By Sam Wilson
A few colleagues and I just attended FastCo’s Innovation Uncensored in NYC. Much of the discussion was focused on the disruption of almost every category by changes in media - here are a few of my key takeaways on what this all means for brand:
A smart content strategy has to start with brand purpose
When there are a million things you could do to engage with consumers, focusing on what will make a difference to your brand is critical. The starting point should be a powerful and differentiated brand purpose that can act as a lens for decision-making and a brief for content. Your brand purpose will be the jumping off point for populating an entire content calendar and informing every piece of content. Speakers from Intel, Dove, and Oreo each honed in on how important their purposes have been to content creation. For Intel it’s enriching the lives of everyone on the planet, and for Dove it’s making women feel more beautiful. The VP of Global media and consumer engagement for Oreo said, “Brand drives what you listen to, and therefore the insights you build ideas on”.
Brands doing this well:
+ Evian’s recently ended their silence and have come out with a slew of baby ads.
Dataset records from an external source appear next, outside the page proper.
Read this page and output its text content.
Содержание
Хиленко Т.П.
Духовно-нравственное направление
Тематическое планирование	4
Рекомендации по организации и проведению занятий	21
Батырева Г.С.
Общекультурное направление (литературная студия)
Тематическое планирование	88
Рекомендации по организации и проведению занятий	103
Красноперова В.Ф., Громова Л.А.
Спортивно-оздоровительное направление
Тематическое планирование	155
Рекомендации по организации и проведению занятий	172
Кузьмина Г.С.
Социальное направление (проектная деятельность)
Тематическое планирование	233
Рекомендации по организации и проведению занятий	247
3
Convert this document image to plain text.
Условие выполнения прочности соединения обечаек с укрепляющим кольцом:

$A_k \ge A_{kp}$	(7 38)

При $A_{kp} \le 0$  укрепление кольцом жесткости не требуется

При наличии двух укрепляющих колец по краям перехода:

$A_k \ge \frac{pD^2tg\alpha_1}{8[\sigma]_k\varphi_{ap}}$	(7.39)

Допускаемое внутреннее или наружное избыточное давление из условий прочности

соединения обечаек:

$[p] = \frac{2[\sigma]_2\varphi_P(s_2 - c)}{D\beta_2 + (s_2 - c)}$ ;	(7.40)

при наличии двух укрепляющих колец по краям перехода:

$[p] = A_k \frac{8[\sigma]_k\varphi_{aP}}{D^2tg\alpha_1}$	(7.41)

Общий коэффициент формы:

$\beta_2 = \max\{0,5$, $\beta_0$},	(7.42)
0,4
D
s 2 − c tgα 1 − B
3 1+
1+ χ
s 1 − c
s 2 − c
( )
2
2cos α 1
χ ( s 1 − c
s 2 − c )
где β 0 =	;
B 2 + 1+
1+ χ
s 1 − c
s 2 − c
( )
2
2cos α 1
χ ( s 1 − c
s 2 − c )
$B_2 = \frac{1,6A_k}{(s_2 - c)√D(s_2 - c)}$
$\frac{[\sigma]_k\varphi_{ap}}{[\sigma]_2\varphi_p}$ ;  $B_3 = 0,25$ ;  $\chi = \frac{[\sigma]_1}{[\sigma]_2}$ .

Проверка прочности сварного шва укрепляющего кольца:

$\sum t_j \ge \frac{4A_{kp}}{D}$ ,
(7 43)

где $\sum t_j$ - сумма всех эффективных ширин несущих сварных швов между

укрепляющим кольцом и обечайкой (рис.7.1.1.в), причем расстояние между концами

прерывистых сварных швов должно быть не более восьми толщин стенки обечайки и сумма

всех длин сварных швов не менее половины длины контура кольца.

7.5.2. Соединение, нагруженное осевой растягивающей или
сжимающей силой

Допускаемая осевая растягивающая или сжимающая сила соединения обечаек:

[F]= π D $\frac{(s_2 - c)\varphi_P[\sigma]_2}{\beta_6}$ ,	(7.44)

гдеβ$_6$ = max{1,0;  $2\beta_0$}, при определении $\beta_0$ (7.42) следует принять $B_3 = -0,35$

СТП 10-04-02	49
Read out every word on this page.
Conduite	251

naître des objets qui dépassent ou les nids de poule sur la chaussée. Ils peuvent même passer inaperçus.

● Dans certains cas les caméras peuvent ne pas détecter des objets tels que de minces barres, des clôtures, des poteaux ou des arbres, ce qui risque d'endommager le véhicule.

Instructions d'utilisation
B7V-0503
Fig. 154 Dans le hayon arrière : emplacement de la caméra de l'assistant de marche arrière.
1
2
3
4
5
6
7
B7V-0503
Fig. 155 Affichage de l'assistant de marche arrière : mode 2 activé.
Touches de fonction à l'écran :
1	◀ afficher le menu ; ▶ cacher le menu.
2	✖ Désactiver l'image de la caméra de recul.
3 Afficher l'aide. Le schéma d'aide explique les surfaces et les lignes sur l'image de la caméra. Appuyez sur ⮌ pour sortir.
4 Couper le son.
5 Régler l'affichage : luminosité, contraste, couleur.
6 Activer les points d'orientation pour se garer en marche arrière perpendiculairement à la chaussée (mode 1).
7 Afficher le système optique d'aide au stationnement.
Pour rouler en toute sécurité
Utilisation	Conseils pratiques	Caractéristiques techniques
They’re well produced and have returned to the brand’s ‘baby’ heritage. “Baby and Me” launched earlier this week and has already gotten over 30 million YouTube views.
+ Chipotle’s “Back to the Start” video is another example of a company leading with purpose, was instantly a viral hit.
Chipotle’s purpose – food with integrity – made the video feel like a genuine extension of everything the brand is working to achieve.
+ And Fiat’s appealing to mothers across the globe and using its brand to reach new audiences with “The Motherhood”.
Your brand is the company you keep
Companies will be successful in these brand-building endeavors if they are clear about their own role and select the right sort of company to keep. Often the brand’s role is creating and funding a platform, but access to the right tribes of people to engage with will come from partnering strategically with an organization or agency that understands what will appeal to that specific audience. Intel has partnered numerous times with Vice on Creators Project (a global tech arts and music festival). Nancy Lublin from Do Something also reinforced this point when she explained the partnership between Dosomething.org + Aeropostale that’s combating homelessness in a way where everyone gains.
Brands doing this well:
+ Vimeo (a community of filmmakers) and Lincoln Motor Company (an old iconic American brand) have come together to create the “Hello Again” project that invites filmmakers to reimagine iconic brands via Vimeo.
+ Soundcloud is partnering with Red Bull, Blue Bottle Coffee (& others) to provide access to their huge community and create new revenue streams, all whilst protecting the integrity of their own brand and respecting their members.
You have to be geared up differently to act in the moment
For Dove’s latest campaign, the client had to sign off on a ‘social experiment’, not a carefully crafted script.
They shot real women in real time, and the marketing team had to be on set to make decisions in real time.
Oreo was able to react so quickly during the Super Bowl blackout this year because they were able to rely on the social strategy they’d already had in place. 18 months ago, Oreo marketing created the ‘Impulse Lab’ (a team of cross-functional brains from insights, brand and legal teams) that set them up to react in right the moment. The payoff was the tweet that became one of the most memorable moments of the Super Bowl.
It’s increasingly clear that in the moment scenarios like this are becoming more and more important for brand. Social media teams are being built up and invested in unlike ever before. In the past 5-10 years, ‘social’ jobs have become commonplace.
And rising star companies like Salesforce are even evolving these roles – they’re changing the title to ‘social strategists’.
So to wrap up the ‘so what’ of it all – get your purpose right as it’s the fuel for everything. Work directly with the people you want engage with your brand. And reengineer your marketing capabilities and processes to suit the new context.
Sam Wilson is managing director of Wolff Olins New York.